My Take: OpenAI launching an agentic browser was expected, but still a hugely significant milestone. The truly eye‑opening bit, though, is how heavily Atlas leans on Google:

  • Atlas is built on Chromium (the open‑source core of Google Chrome). Lots of browsers are, including Microsoft Edge and Perplexity Comet, but it’s still a notable point given OpenAI’s direct AI competition with Google.
  • The built‑in search appears to lean on Google’s results, although without SERP Features currently. When using the browser's search functions, the results tabs (e.g., web, images, news) even provide links that direct the user to Google's search results (not Bing's).
  • Early server‑log observations from some sites suggest Atlas’s agent mode requests have been identified as Googlebot in certain setups.

Is Atlas' dependence on Google tech a sign of things to come, a marketing blunder, or a genius power move? Time will tell.
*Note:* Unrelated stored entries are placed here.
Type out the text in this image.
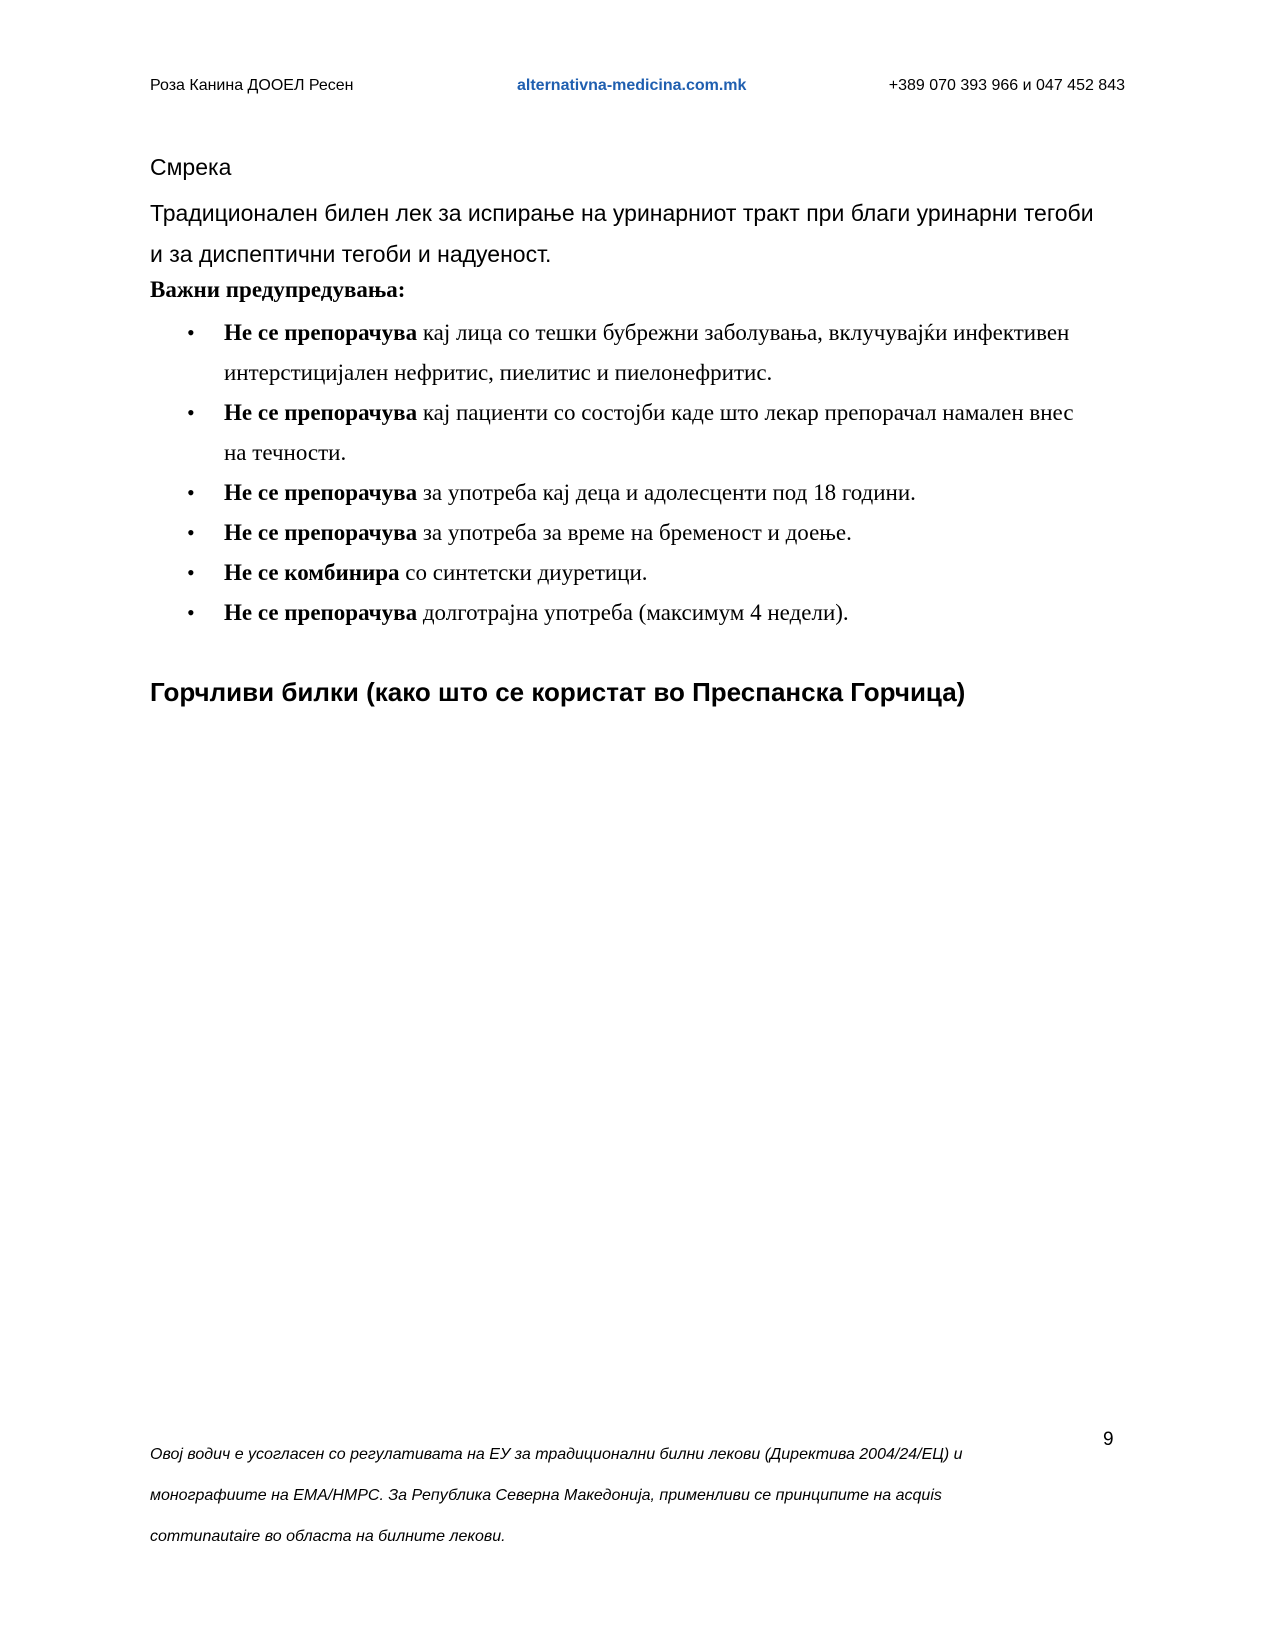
Роза Канина ДООЕЛ Ресен	alternativna-medicina.com.mk	+389 070 393 966 и 047 452 843
Смрека

Традиционален билен лек за испирање на уринарниот тракт при благи уринарни тегоби и за диспептични тегоби и надуеност.

Важни предупредувања:
• Не се препорачува кај лица со тешки бубрежни заболувања, вклучувајќи инфективен интерстицијален нефритис, пиелитис и пиелонефритис.
• Не се препорачува кај пациенти со состојби каде што лекар препорачал намален внес на течности.
• Не се препорачува за употреба кај деца и адолесценти под 18 години.
• Не се препорачува за употреба за време на бременост и доење.
• Не се комбинира со синтетски диуретици.
• Не се препорачува долготрајна употреба (максимум 4 недели).
Горчливи билки (како што се користат во Преспанска Горчица)
9

Овој водич е усогласен со регулативата на ЕУ за традиционални билни лекови (Директива 2004/24/ЕЦ) и монографиите на ЕМА/HMPC. За Република Северна Македонија, применливи се принципите на acquis communautaire во областа на билните лекови.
One notable downfall with the browser is the limited integration with ChatGPT without web connectivity. Yes, you read that correctly - a web browser, marketed on an AI-first UX brand platform, with built-in AI that can't browse the web. Wild. To clarify, the AGENTS can browse the web, but when you use the built-in chat sidebar, all of our testing seemed to show that no grounding was occurring. You can ask questions about your current webpage in that tab, but the answers only use the base GPT model, without live search and citations. Why does this matter? Imagine you're looking at an article about a significant global event and you ask the sidebar for more information, you won't be given any information that isn't either in ChatGPT's training data or the article you're already reading. No live updates. No fresh content. This feels like a massive oversight to me.

If there's one notable difference between Google and OpenAI over the last few years, it's that OpenAI tend to rush products into production to be 'first-to-market', then they iterate and improve; meanwhile Google takes their time and launches products that genuinely impress straight out-the-gates. If (when) Google launch their own fully agentic browser (Chrome or otherwise), I suspect it will take the crown.

Either way, I'm loving the browser functionality on offer in Atlas (teething security issues aside). I especially love the way I can have agents running in tabs ("Agent Mode") doing things for me, and the way I can recall and interact with my history conversationally ("Browser Memories"). It's just a nice UI, as well. As a browser shell, it feels mainstream‑ready in a way Comet never quite did. This feels like something every generation of my family, from primary school to octogenarians, could quite easily get along with and I'm increasingly using it as a daily tool. The limitations in search and AI chat will presumably, hopefully, be resolved soon. Surely!?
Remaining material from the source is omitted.